安歌看见他喉结微微滚动,月光在紧绷的眉弓上投下浅淡的阴影。
“定亲那日,阿娘将祖传的玉簪当了,换回半匹红绸,”他忽然短促地笑了一声,“她怕夜长梦多,当天就逼着我写了婚书。”
远处的海灯被浪推着轻轻相撞,爆出几点细碎的火星。
“后来周二娘子来军营给我送鞋……”李朝宗顿了顿,“粗麻底,纳了九层布。那夜暴雨,值守的老刘把自己的军帐让了出来……那夜之后,她天没亮就匆匆离去了。”
潮声忽然大了些,盖过他尾音的颤抖。
“三日后伊州爆发时疫,”他忽然抓起一块礁石碎片掷向海面,惊散了两只依偎的海鸟,“等我去寻时,周家只剩门楣上悬着的白幡。他们说未行大礼,不算夫妻,连灵堂都不让我进。”
远处观灯人群的欢笑隐约传来,衬得这处海滩格外安静。
“我在城西最高的山坡买了块地,”他凝视着海天交界处最后一点光亮,“按娶妻之礼安葬时,才发现对她几乎一无所知……最后栽了棵沙枣树。”
海浪轻轻拍打着礁石,溅起细碎的月光。
“安歌,你还记得我们第一次见面吗?”他突然开口,声音里藏着不易察觉的温柔。
安歌微微扬起头:“不就是三年前的中秋宫宴上吗?那时候你刚来洛安。”
李朝宗唇角浮现一丝自嘲的笑意:“你穿着浅碧色襦裙,替一个从边疆刚到洛安的愣头青解围。”
“那时……”安歌欲言又止。
他接过话:“那时我连宫门往哪边开都分不清,偏要装出一副泰然自若的模样。废太子被你气跑时,你还笑着要请我去喝一杯……你不知道你自己有多美,我甚至不敢多看你。”
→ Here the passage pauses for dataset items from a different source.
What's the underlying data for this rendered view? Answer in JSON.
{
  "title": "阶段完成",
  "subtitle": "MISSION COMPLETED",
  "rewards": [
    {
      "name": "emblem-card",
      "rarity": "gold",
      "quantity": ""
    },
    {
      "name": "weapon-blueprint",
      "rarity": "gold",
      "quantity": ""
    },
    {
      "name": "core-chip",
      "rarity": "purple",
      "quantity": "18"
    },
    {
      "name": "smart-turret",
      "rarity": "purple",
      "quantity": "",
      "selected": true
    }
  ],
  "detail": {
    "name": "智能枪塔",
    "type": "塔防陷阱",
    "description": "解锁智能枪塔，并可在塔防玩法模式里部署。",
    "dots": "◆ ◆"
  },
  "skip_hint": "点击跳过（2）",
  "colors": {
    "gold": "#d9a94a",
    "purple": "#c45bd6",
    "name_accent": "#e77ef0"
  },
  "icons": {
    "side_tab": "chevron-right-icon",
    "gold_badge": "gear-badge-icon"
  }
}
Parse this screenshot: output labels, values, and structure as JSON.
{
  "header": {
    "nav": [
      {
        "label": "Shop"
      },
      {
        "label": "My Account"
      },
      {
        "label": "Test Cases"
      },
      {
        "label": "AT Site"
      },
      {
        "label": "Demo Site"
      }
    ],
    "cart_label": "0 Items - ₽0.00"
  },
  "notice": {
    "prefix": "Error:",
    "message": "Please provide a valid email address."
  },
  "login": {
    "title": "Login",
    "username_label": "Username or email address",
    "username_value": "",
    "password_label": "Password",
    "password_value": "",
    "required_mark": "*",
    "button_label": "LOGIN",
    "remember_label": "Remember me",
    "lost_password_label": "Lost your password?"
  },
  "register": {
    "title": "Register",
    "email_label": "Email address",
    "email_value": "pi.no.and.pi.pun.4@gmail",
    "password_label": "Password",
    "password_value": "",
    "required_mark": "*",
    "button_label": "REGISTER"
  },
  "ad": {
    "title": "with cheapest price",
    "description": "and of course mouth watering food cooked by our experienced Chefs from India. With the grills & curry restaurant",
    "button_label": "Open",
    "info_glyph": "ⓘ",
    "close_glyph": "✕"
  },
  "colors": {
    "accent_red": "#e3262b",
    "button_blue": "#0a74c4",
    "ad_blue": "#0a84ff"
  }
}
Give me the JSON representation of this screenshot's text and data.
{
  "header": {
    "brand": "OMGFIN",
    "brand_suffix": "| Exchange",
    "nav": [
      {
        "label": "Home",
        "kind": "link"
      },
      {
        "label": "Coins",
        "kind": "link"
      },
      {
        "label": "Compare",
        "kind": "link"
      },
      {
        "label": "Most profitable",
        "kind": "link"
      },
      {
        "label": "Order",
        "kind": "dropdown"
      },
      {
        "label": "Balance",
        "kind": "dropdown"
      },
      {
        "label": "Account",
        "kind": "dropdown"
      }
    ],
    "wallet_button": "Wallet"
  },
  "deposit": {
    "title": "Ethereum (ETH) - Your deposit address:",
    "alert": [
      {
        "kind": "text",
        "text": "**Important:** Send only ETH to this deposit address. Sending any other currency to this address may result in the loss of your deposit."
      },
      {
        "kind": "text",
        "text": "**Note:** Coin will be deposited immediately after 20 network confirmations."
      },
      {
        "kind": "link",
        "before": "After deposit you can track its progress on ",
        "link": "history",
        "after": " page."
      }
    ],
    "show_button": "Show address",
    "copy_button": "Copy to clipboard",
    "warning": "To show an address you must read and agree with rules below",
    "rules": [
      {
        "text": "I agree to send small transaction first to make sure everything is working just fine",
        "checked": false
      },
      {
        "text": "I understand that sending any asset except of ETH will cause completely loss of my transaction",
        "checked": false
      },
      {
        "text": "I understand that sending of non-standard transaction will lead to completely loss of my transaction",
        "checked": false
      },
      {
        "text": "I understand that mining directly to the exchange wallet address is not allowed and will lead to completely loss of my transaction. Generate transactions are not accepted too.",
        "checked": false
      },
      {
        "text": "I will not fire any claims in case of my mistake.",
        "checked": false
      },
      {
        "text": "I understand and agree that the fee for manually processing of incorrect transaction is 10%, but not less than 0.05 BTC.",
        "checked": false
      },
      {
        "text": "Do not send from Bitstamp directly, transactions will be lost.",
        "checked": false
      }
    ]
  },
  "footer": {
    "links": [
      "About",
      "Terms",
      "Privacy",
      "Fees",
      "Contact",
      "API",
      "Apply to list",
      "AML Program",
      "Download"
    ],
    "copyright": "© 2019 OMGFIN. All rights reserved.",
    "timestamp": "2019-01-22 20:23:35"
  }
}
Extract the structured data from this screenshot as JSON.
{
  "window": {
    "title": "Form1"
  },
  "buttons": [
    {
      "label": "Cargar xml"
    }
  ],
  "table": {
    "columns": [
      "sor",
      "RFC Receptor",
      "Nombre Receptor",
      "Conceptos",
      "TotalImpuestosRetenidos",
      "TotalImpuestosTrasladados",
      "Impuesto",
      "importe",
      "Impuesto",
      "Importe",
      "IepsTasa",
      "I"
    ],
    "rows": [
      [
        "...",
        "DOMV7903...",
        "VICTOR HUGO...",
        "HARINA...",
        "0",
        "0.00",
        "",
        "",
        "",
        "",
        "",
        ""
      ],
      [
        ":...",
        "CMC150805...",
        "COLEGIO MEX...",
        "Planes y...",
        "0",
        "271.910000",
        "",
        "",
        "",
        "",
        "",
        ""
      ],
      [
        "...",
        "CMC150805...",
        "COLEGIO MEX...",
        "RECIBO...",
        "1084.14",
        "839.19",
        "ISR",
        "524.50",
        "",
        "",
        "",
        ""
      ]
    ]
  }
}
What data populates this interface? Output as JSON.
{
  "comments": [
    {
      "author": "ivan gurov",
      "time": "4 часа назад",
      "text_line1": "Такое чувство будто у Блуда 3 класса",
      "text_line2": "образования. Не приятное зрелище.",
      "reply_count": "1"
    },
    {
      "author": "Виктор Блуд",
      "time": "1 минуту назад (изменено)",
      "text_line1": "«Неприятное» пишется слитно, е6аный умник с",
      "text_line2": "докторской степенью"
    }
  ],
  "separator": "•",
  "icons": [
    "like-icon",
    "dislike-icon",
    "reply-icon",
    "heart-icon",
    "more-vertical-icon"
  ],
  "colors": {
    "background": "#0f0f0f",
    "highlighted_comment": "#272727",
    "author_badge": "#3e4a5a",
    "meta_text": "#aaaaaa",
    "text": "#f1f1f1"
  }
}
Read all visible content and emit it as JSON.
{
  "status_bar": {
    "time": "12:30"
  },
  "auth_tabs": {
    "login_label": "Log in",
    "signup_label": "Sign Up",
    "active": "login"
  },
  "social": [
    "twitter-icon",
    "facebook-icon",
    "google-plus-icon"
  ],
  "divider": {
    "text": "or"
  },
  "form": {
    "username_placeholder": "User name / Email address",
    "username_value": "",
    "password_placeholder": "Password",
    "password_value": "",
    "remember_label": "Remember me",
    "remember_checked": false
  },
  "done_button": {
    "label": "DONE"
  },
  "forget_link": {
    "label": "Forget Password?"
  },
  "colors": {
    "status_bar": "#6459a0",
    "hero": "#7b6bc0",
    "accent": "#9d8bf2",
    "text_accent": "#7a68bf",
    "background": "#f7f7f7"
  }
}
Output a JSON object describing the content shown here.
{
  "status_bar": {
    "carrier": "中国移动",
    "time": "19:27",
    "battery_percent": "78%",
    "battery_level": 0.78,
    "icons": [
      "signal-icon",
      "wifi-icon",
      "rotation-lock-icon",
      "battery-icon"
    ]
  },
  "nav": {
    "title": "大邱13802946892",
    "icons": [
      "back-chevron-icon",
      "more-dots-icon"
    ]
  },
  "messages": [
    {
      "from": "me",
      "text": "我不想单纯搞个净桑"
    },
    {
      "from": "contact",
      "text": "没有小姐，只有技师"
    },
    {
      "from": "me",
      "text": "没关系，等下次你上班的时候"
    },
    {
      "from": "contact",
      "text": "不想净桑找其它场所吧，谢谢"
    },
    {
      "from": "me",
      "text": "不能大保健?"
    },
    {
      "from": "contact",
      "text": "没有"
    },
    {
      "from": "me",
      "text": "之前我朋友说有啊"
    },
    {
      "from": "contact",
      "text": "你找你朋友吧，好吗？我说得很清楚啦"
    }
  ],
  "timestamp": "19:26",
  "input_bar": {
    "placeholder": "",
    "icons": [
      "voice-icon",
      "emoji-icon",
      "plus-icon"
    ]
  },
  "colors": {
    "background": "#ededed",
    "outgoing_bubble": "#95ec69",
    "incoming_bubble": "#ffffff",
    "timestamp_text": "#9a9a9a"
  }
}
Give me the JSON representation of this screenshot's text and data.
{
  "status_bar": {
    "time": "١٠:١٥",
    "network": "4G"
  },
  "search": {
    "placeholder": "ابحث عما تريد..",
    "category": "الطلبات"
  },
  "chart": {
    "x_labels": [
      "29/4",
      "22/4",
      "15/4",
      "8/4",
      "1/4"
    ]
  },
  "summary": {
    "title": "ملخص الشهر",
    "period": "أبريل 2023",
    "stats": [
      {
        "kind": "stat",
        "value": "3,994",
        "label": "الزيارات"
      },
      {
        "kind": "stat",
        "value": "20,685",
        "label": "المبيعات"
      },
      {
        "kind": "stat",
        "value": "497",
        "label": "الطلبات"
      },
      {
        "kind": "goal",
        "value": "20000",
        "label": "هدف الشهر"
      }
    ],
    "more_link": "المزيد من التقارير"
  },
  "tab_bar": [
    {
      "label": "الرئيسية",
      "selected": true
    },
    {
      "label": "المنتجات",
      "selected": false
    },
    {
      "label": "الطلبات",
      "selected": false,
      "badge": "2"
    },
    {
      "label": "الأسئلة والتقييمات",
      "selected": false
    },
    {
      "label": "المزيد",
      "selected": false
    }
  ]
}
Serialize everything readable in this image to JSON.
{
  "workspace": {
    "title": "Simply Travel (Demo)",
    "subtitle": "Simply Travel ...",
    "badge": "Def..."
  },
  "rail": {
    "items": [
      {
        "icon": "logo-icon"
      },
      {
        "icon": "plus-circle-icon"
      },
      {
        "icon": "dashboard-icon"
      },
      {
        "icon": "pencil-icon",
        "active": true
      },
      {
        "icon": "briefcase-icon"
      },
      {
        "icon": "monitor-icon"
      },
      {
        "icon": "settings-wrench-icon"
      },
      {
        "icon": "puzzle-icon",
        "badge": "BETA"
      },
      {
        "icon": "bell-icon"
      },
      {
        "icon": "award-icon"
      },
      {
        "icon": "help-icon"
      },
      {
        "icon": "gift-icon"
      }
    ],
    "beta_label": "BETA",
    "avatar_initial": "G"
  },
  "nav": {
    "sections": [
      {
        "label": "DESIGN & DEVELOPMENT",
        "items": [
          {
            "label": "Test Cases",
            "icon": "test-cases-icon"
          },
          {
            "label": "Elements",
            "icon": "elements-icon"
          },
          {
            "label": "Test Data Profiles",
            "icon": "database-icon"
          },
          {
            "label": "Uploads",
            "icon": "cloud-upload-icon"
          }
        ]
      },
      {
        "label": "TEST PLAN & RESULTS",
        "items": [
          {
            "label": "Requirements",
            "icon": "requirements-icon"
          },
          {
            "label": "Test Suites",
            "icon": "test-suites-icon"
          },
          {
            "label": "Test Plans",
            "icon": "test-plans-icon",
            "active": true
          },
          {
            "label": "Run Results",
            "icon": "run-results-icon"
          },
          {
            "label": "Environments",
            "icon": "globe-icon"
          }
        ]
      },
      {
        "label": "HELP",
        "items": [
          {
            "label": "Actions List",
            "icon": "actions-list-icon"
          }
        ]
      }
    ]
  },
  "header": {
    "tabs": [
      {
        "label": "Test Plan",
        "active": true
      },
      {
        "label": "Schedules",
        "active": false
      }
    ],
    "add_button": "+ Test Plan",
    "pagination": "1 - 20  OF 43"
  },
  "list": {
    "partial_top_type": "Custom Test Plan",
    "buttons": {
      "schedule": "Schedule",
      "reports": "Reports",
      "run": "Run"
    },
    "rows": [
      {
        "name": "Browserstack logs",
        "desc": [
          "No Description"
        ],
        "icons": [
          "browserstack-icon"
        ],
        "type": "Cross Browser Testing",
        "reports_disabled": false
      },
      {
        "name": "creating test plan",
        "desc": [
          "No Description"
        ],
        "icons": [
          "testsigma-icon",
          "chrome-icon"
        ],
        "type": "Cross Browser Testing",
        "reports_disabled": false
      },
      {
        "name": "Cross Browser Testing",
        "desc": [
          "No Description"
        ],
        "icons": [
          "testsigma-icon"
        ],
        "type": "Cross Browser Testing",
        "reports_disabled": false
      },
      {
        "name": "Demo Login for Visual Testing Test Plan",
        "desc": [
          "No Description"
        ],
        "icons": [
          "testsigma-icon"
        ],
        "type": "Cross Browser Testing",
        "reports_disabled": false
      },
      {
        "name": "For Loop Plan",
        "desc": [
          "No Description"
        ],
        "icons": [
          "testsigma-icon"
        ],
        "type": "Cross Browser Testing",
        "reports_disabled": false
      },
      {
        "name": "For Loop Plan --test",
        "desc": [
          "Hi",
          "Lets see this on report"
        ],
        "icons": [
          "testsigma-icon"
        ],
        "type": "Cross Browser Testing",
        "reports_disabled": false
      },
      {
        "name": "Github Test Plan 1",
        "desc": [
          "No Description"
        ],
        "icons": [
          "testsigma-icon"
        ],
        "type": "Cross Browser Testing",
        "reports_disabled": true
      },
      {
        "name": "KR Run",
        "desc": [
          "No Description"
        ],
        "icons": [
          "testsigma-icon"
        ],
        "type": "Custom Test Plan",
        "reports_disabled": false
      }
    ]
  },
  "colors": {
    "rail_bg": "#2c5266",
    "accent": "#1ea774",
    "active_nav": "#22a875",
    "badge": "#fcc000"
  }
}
“后来我们一次次的相遇,总是那么匆忙,我就像在渡口等一艘注定不会停靠的船。”他的声音渐渐低了下去。
“可是谁能想到,命运的手却将你慢慢推向我,我能怎么办呢?你已有良配,我于是学会了远远地守望。”他凝视着远处的海面。
安歌望向他:“所以你一直对我……”
“我有过煎熬,有过不甘,也有过挣扎,后来才渐渐明白,原来当年对周家娘子的感觉,不过是少年人对异性的好奇和懵懂。是你让我懂得什么叫心动,什么叫喜欢,什么叫爱。是你教会我,真正的爱是成全,是守护,是隐藏在时间里,更是让一个人成为更好的自己。”
李朝宗转过身,月光下他的眼神清澈见底:“安歌,有些记忆存在的意义,就是为了让人学会分辨什么才是真正值得珍惜的。”
海浪轻拍礁石的声音忽然变得清晰,安歌感到胸口有什么东西在微微发烫。
她的目光描摹着他轮廓,月光为他镀上一层银边,睫毛投下的阴影里藏着这些年她未读懂的情意。
安歌忽然伸手,指尖悬在他袖口半寸处,终究没有碰触,她仰起头来,目光涟漪:“李朝宗,你能抱我吗?”
李朝宗身形猛地一滞。
月光下,他的瞳孔微微放大。
忽然想起上元节那夜满城的炽烈喧闹,她将脸埋在他胸前哭得发抖,却喊着另一个人的名字。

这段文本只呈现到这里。